Soledad
- Author: Angie Cruz
- Genre: Fiction
- Published: 2001
- Publisher: Simon and Schuster
- ISBN: 0743217462

= Soledad (novel) =

2001 novel by Angie Cruz

Soledad is the debut novel by Angie Cruz, published in 2001 by Simon & Schuster.

== Introduction ==
Soledad follows the story of a girl, Soledad, who cannot get away from her contentious family fast enough. Once Soledad leaves, she enrols in an art course at Cooper Union. However, sometime later, Soledad returns to Washington Heights after her mother, Olivia, becomes ill. Evidently, Olivia is in a state where she is considered a “living ghost.” It appears that she is in an emotional coma and the return of Soledad is regarded as the only cure. After returning, Soledad tries to tame her cousin Flaca’s unruly behavior and resist falling for a neighborhood boy, Ritche. Soledad is also confronted with trying to salvage her relationship with her mother and uncover the secrets behind the death of her father.

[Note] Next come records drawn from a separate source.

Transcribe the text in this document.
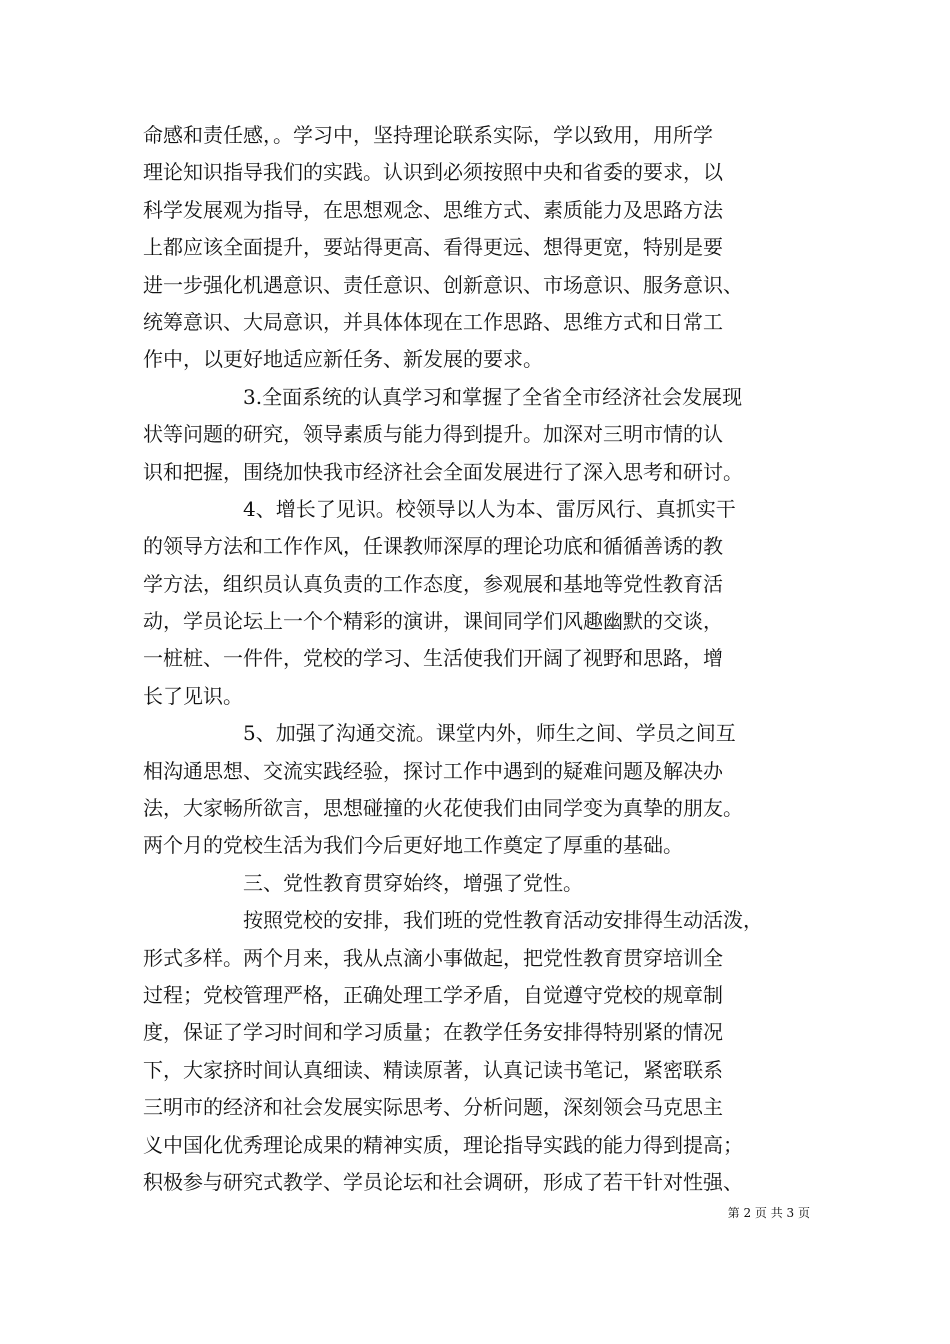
命感和责任感，。学习中，坚持理论联系实际，学以致用，用所学
理论知识指导我们的实践。认识到必须按照中央和省委的要求，以
科学发展观为指导，在思想观念、思维方式、素质能力及思路方法
上都应该全面提升，要站得更高、看得更远、想得更宽，特别是要
进一步强化机遇意识、责任意识、创新意识、市场意识、服务意识、
统筹意识、大局意识，并具体体现在工作思路、思维方式和日常工
作中，以更好地适应新任务、新发展的要求。
3.全面系统的认真学习和掌握了全省全市经济社会发展现
状等问题的研究，领导素质与能力得到提升。加深对三明市情的认
识和把握，围绕加快我市经济社会全面发展进行了深入思考和研讨。
4、增长了见识。校领导以人为本、雷厉风行、真抓实干
的领导方法和工作作风，任课教师深厚的理论功底和循循善诱的教
学方法，组织员认真负责的工作态度，参观展和基地等党性教育活
动，学员论坛上一个个精彩的演讲，课间同学们风趣幽默的交谈，
一桩桩、一件件，党校的学习、生活使我们开阔了视野和思路，增
长了见识。
5、加强了沟通交流。课堂内外，师生之间、学员之间互
相沟通思想、交流实践经验，探讨工作中遇到的疑难问题及解决办
法，大家畅所欲言，思想碰撞的火花使我们由同学变为真挚的朋友。
两个月的党校生活为我们今后更好地工作奠定了厚重的基础。
三、党性教育贯穿始终，增强了党性。
按照党校的安排，我们班的党性教育活动安排得生动活泼，
形式多样。两个月来，我从点滴小事做起，把党性教育贯穿培训全
过程；党校管理严格，正确处理工学矛盾，自觉遵守党校的规章制
度，保证了学习时间和学习质量；在教学任务安排得特别紧的情况
下，大家挤时间认真细读、精读原著，认真记读书笔记，紧密联系
三明市的经济和社会发展实际思考、分析问题，深刻领会马克思主
义中国化优秀理论成果的精神实质，理论指导实践的能力得到提高；
积极参与研究式教学、学员论坛和社会调研，形成了若干针对性强、
第 2 页 共 3 页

A significant portion of the novel is told from the perspective of three of Soledad’s female relatives, Flaca and Gorda. Flaca is constantly in rivalry with Soledad. Gorda is Soledad's aunt, also known as a witch (bruja), who treats her sister’s ailments with ceremonies and home remedies. Olivia's point of view is provided through flashbacks and italicized dream narration. When Cruz outlines fresh details of rhythms and behavior of Dominican community life, the three are rarely left out. Soledad is an important literary piece which presents a story of chaos and culture, integrity with family and mysticism while examining the concepts from the perspective of a Latina.